24 de novembro de 2008
Mudança de hábito
BLOG, Cinema, Festival de Brasília 2008
Por Eduardo Souza Lima
O Evaldo Mocarzel não é mais aquele, olha a cara dele no vídeo acima, em atitude fashion, apresentando ontem à noite “À margem do lixo”, no Cine Brasília. O diretor niteroiense radicado em São Paulo perdeu a proeminente barriga, aposentou as camisas coloridas espalhafatosas, não faz aparições michaelmooreanas e usa trilha sonora em seu novo filme, algo antes impensável para o bressoniano convicto. E mudou pra melhor, já que “À margem do lixo” (foto abaixo) é o seu trabalho mais consistente e já desponta como um dos favoritos do festival.

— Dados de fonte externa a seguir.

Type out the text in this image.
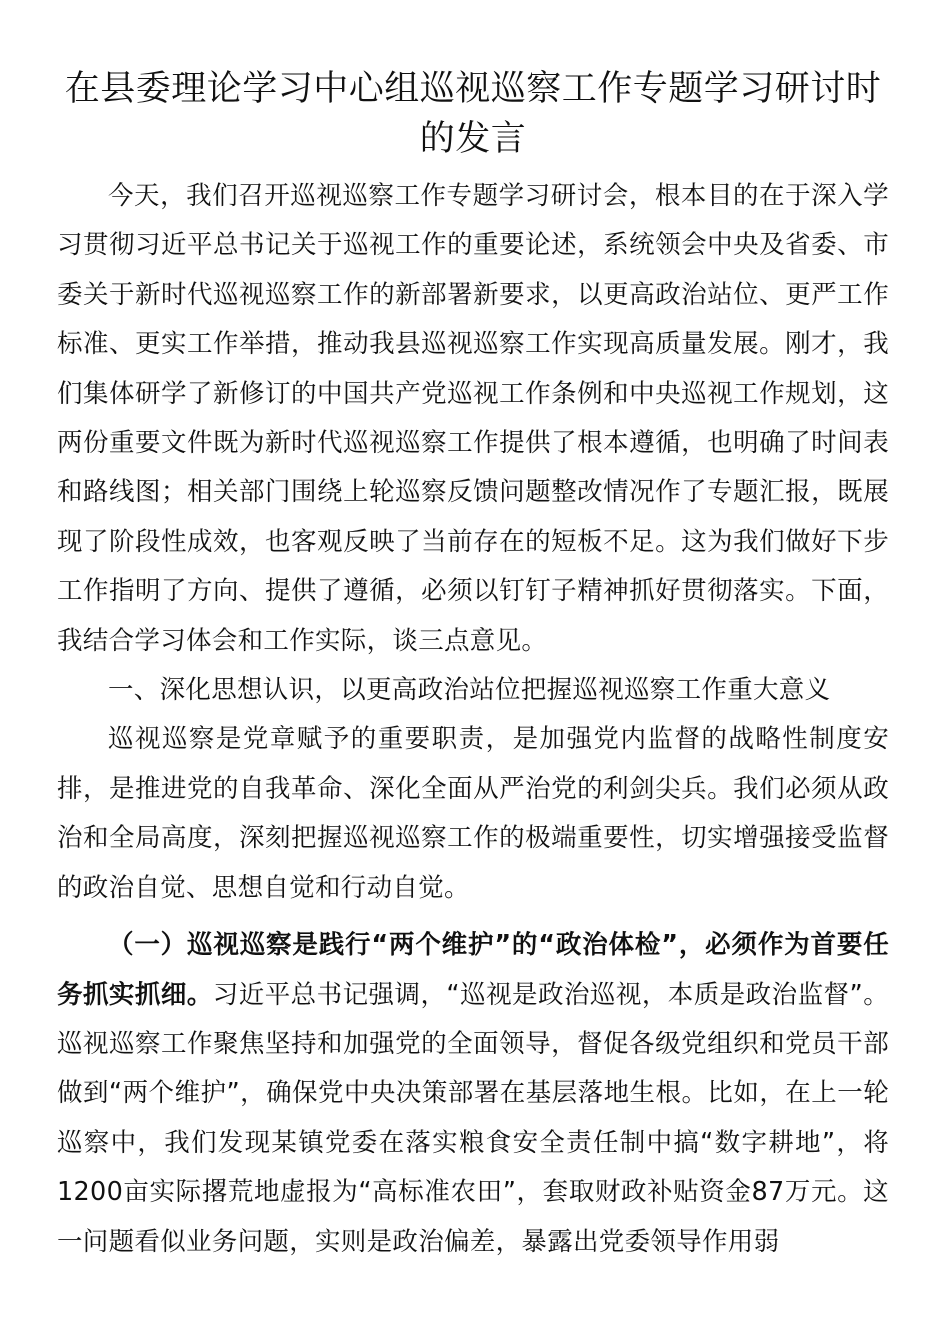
在县委理论学习中心组巡视巡察工作专题学习研讨时的发言

今天，我们召开巡视巡察工作专题学习研讨会，根本目的在于深入学习贯彻习近平总书记关于巡视工作的重要论述，系统领会中央及省委、市委关于新时代巡视巡察工作的新部署新要求，以更高政治站位、更严工作标准、更实工作举措，推动我县巡视巡察工作实现高质量发展。刚才，我们集体研学了新修订的中国共产党巡视工作条例和中央巡视工作规划，这两份重要文件既为新时代巡视巡察工作提供了根本遵循，也明确了时间表和路线图；相关部门围绕上轮巡察反馈问题整改情况作了专题汇报，既展现了阶段性成效，也客观反映了当前存在的短板不足。这为我们做好下步工作指明了方向、提供了遵循，必须以钉钉子精神抓好贯彻落实。下面，我结合学习体会和工作实际，谈三点意见。

一、深化思想认识，以更高政治站位把握巡视巡察工作重大意义

巡视巡察是党章赋予的重要职责，是加强党内监督的战略性制度安排，是推进党的自我革命、深化全面从严治党的利剑尖兵。我们必须从政治和全局高度，深刻把握巡视巡察工作的极端重要性，切实增强接受监督的政治自觉、思想自觉和行动自觉。

（一）巡视巡察是践行“两个维护”的“政治体检”，必须作为首要任务抓实抓细。习近平总书记强调，“巡视是政治巡视，本质是政治监督”。巡视巡察工作聚焦坚持和加强党的全面领导，督促各级党组织和党员干部做到“两个维护”，确保党中央决策部署在基层落地生根。比如，在上一轮巡察中，我们发现某镇党委在落实粮食安全责任制中搞“数字耕地”，将1200亩实际撂荒地虚报为“高标准农田”，套取财政补贴资金87万元。这一问题看似业务问题，实则是政治偏差，暴露出党委领导作用弱
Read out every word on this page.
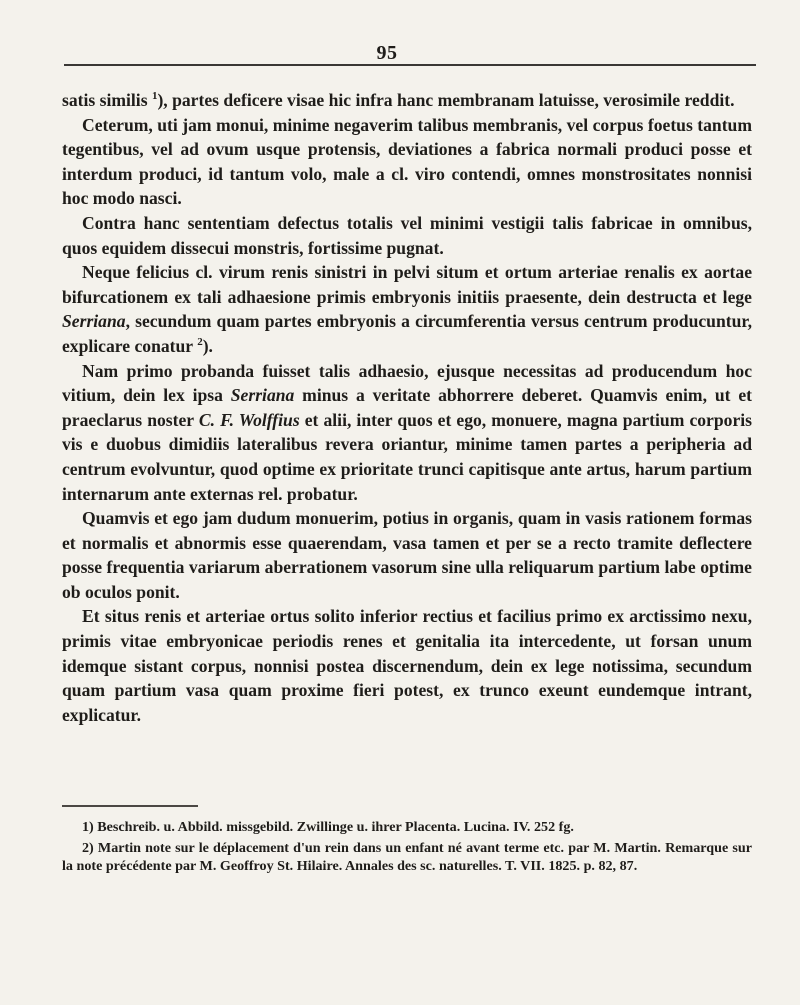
95

satis similis $^1$), partes deficere visae hic infra hanc membranam latuisse, verosimile reddit.

Ceterum, uti jam monui, minime negaverim talibus membranis, vel corpus foetus tantum tegentibus, vel ad ovum usque protensis, deviationes a fabrica normali produci posse et interdum produci, id tantum volo, male a cl. viro contendi, omnes monstrositates nonnisi hoc modo nasci.

Contra hanc sententiam defectus totalis vel minimi vestigii talis fabricae in omnibus, quos equidem dissecui monstris, fortissime pugnat.

Neque felicius cl. virum renis sinistri in pelvi situm et ortum arteriae renalis ex aortae bifurcationem ex tali adhaesione primis embryonis initiis praesente, dein destructa et lege Serriana, secundum quam partes embryonis a circumferentia versus centrum producuntur, explicare conatur $^2$).

Nam primo probanda fuisset talis adhaesio, ejusque necessitas ad producendum hoc vitium, dein lex ipsa Serriana minus a veritate abhorrere deberet. Quamvis enim, ut et praeclarus noster C. F. Wolffius et alii, inter quos et ego, monuere, magna partium corporis vis e duobus dimidiis lateralibus revera oriantur, minime tamen partes a peripheria ad centrum evolvuntur, quod optime ex prioritate trunci capitisque ante artus, harum partium internarum ante externas rel. probatur.

Quamvis et ego jam dudum monuerim, potius in organis, quam in vasis rationem formas et normalis et abnormis esse quaerendam, vasa tamen et per se a recto tramite deflectere posse frequentia variarum aberrationem vasorum sine ulla reliquarum partium labe optime ob oculos ponit.

Et situs renis et arteriae ortus solito inferior rectius et facilius primo ex arctissimo nexu, primis vitae embryonicae periodis renes et genitalia ita intercedente, ut forsan unum idemque sistant corpus, nonnisi postea discernendum, dein ex lege notissima, secundum quam partium vasa quam proxime fieri potest, ex trunco exeunt eundemque intrant, explicatur.

1) Beschreib. u. Abbild. missgebild. Zwillinge u. ihrer Placenta. Lucina. IV. 252 fg.

2) Martin note sur le déplacement d'un rein dans un enfant né avant terme etc. par M. Martin. Remarque sur la note précédente par M. Geoffroy St. Hilaire. Annales des sc. naturelles. T. VII. 1825. p. 82, 87.
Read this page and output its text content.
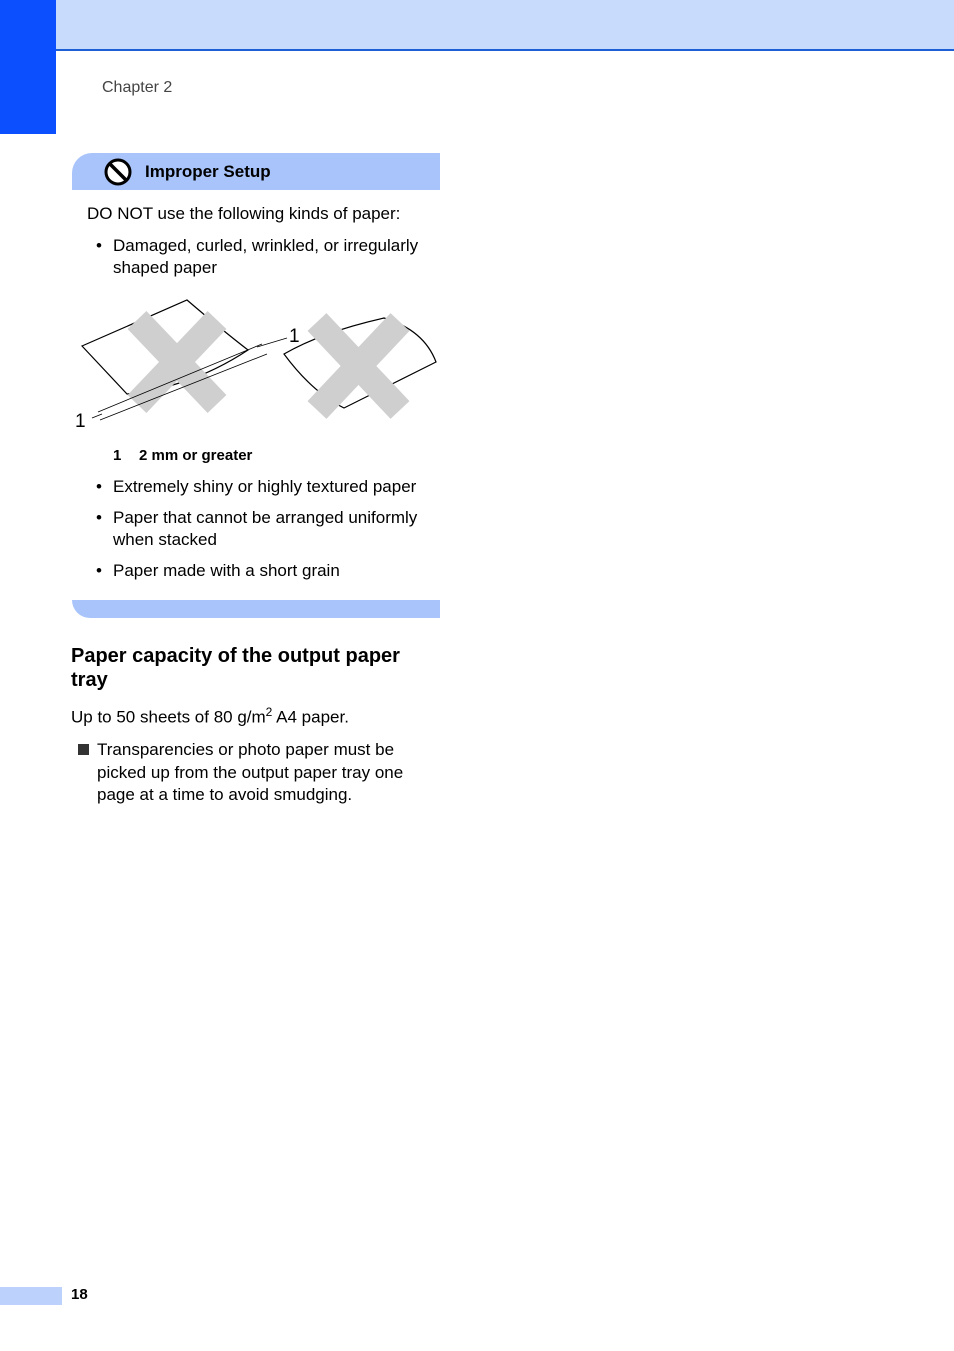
Chapter 2
Improper Setup
DO NOT use the following kinds of paper:
• Damaged, curled, wrinkled, or irregularly shaped paper
1
1
1 2 mm or greater
• Extremely shiny or highly textured paper
• Paper that cannot be arranged uniformly when stacked
• Paper made with a short grain
Paper capacity of the output paper tray
Up to 50 sheets of 80 $g/m^2$ A4 paper.
Transparencies or photo paper must be picked up from the output paper tray one page at a time to avoid smudging.
18
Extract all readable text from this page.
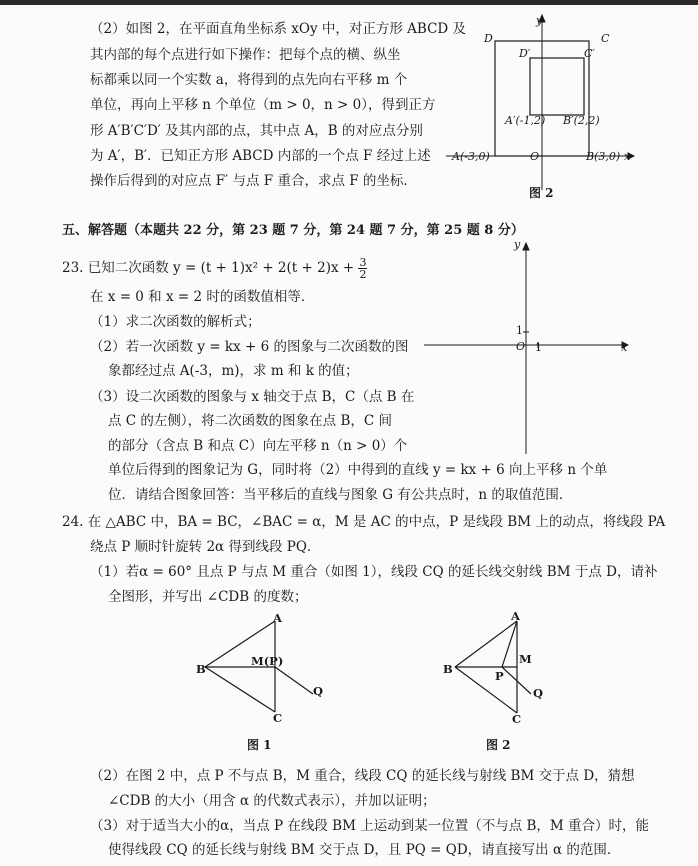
（2）如图 2，在平面直角坐标系 xOy 中，对正方形 ABCD 及
其内部的每个点进行如下操作：把每个点的横、纵坐
标都乘以同一个实数 a，将得到的点先向右平移 m 个
单位，再向上平移 n 个单位（m > 0，n > 0），得到正方
形 A′B′C′D′ 及其内部的点，其中点 A，B 的对应点分别
为 A′，B′．已知正方形 ABCD 内部的一个点 F 经过上述
操作后得到的对应点 F′ 与点 F 重合，求点 F 的坐标．
y
x
O
D	C
D′	C′
A′(-1,2) B′(2,2)
A(-3,0)	B(3,0)
图 2
五、解答题（本题共 22 分，第 23 题 7 分，第 24 题 7 分，第 25 题 8 分）
23. 已知二次函数 $y = (t + 1)x^2 + 2(t + 2)x + \frac{3}{2}$
在 x = 0 和 x = 2 时的函数值相等．
（1）求二次函数的解析式；
（2）若一次函数 y = kx + 6 的图象与二次函数的图
象都经过点 A(-3，m)，求 m 和 k 的值；
（3）设二次函数的图象与 x 轴交于点 B，C（点 B 在
点 C 的左侧），将二次函数的图象在点 B，C 间
的部分（含点 B 和点 C）向左平移 n（n > 0）个
单位后得到的图象记为 G，同时将（2）中得到的直线 y = kx + 6 向上平移 n 个单
位．请结合图象回答：当平移后的直线与图象 G 有公共点时，n 的取值范围．
y
x
O 1
1
24. 在 △ABC 中，BA = BC，∠BAC = α，M 是 AC 的中点，P 是线段 BM 上的动点，将线段 PA
绕点 P 顺时针旋转 2α 得到线段 PQ．
（1）若α = 60° 且点 P 与点 M 重合（如图 1），线段 CQ 的延长线交射线 BM 于点 D，请补
全图形，并写出 ∠CDB 的度数；
A
B
M(P)
Q
C
图 1
A
B
M
P
Q
C
图 2
（2）在图 2 中，点 P 不与点 B，M 重合，线段 CQ 的延长线与射线 BM 交于点 D，猜想
∠CDB 的大小（用含 α 的代数式表示），并加以证明；
（3）对于适当大小的α，当点 P 在线段 BM 上运动到某一位置（不与点 B，M 重合）时，能
使得线段 CQ 的延长线与射线 BM 交于点 D，且 PQ = QD，请直接写出 α 的范围．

Evaldo é conhecido por ser rápido no gatilho: só este ano, o diretor lançou nos cinemas “Brigada pára-quedista”, mostrou “Sentidos à flor da pele” no Festival do Rio. É tanto filme que isso às vezes acaba comprometendo a qualidade de alguns deles, que estão mais para o jornalismo do que para cinema. O documentarista, porém, parece estar agora mais cuidadoso e preocupado com o uso da linguagem. “À margem do lixo” é o seu filme mais explicitamente político e estéticamente marxista - “Eu queria fazer um filme planfetário”, disse ele no debate de hoje de manhã. Com extremo rigor de enquadramentos (um ótimo trabalho de fotografia de Gustavo Hadba e André Lavenère) ele acompanha o cotidiano de catadores de lixo e os faz comentar as imagens depois - como fazia Jean Rouch. Ao entrar com a câmera em usinas de reciclagem, a inspiração é Dziga Vertov, numa sinfonia de lixo e ruídos matematicamente editada. Depois da sessão ele, sempre ansioso, me perguntou o que tinha achado. Pois bem, eu só tiraria os depoimentos mais pessoais dos personagens e trataria apenas de política - é muita falação em cima das imagens.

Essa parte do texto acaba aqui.